Pakistan Today

Shifting alliance: Karzai signs strategic alliance with India

Afghan President Hamid Karzai signed a partnership deal with India on Tuesday in a move bound to raise suspicion in Pakistan at a time of apparently shifting alliances in unstable South Asia.
Relations between Afghanistan and Pakistan, which have long been fragile, have soured over accusations that Islamabad has been covertly funding militant groups carrying out attacks in the neighbouring country. Karzai, speaking at a press conference with Indian Prime Minister Manmohan Singh in New Delhi, stressed again that “terrorism and radicalism” were being used “as an instrument of policy against our citizens”.
It appeared to be a veiled reference to Pakistan. The “strategic partnership” sealed with India – the first such pact between Afghanistan and another country – deepens already friendly ties and aims to boost trade, security and cultural links between the countries. Singh said the deal “creates an institutional framework for our future cooperation”. He added, “India will stand by the people of Afghanistan as they prepare to assume the responsibility for their governance and security after the withdrawal of international forces in 2014.”
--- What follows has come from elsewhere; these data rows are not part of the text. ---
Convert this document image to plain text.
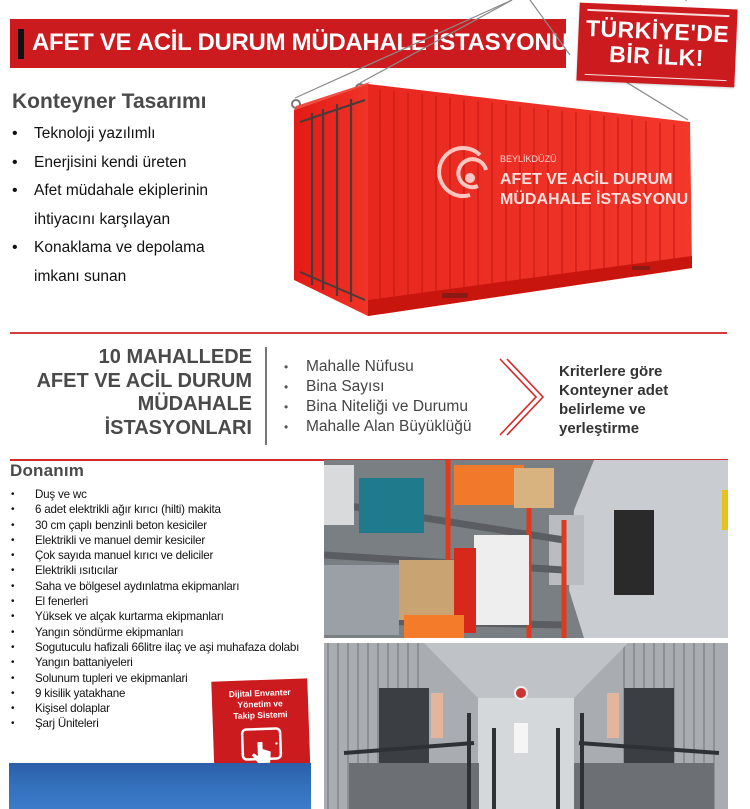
AFET VE ACİL DURUM MÜDAHALE İSTASYONU
BEYLİKDÜZÜ
AFET VE ACİL DURUM
MÜDAHALE İSTASYONU
TÜRKİYE'DE
BİR İLK!
Konteyner Tasarımı
• Teknoloji yazılımlı
• Enerjisini kendi üreten
• Afet müdahale ekiplerinin
ihtiyacını karşılayan
• Konaklama ve depolama
imkanı sunan
10 MAHALLEDE
AFET VE ACİL DURUM
MÜDAHALE
İSTASYONLARI
• Mahalle Nüfusu
• Bina Sayısı
• Bina Niteliği ve Durumu
• Mahalle Alan Büyüklüğü
Kriterlere göre
Konteyner adet
belirleme ve
yerleştirme
Donanım
• Duş ve wc
• 6 adet elektrikli ağır kırıcı (hilti) makita
• 30 cm çaplı benzinli beton kesiciler
• Elektrikli ve manuel demir kesiciler
• Çok sayıda manuel kırıcı ve deliciler
• Elektrikli ısıtıcılar
• Saha ve bölgesel aydınlatma ekipmanları
• El fenerleri
• Yüksek ve alçak kurtarma ekipmanları
• Yangın söndürme ekipmanları
• Sogutuculu hafizali 66litre ilaç ve aşi muhafaza dolabı
• Yangın battaniyeleri
• Solunum tupleri ve ekipmanlari
• 9 kisilik yatakhane
• Kişisel dolaplar
• Şarj Üniteleri
Dijital Envanter
Yönetim ve
Takip Sistemi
But Indian involvement in Afghanistan is extremely sensitive because of the delicate and often deadly power games in South Asia, with Pakistan vehemently opposed to its arch-foe meddling in what it considers its backyard. New Delhi, fearful of the return of an extremist regime in Kabul, has ploughed about $2.0 billion of aid into the country to gain influence, helping fund highways and the new national parliament. Analysts in India had predicted that Karzai, angry at Pakistan and wary of a drawdown of US troops by 2014, would look to elevate India’s role in stabilising his war-torn country.
Some expressed concern, however, that a greater role for India could lead to a more intense and dangerous “proxy war” between it and nuclear-armed Pakistan on Afghan territory, with unpredictable consequences. “Delhi and Kabul are realistic enough to know that there can be no lasting peace in Afghanistan without a measure of Pakistan’s support,” C Raja Mohan, from the Centre For Policy Research in New Delhi, wrote on Tuesday. The Afghan president’s trip, his second to India this year, comes after the assassination last month of former president and peace envoy Burhanuddin Rabbani, who was killed by a Pakistani citizen according to Karzai’s office.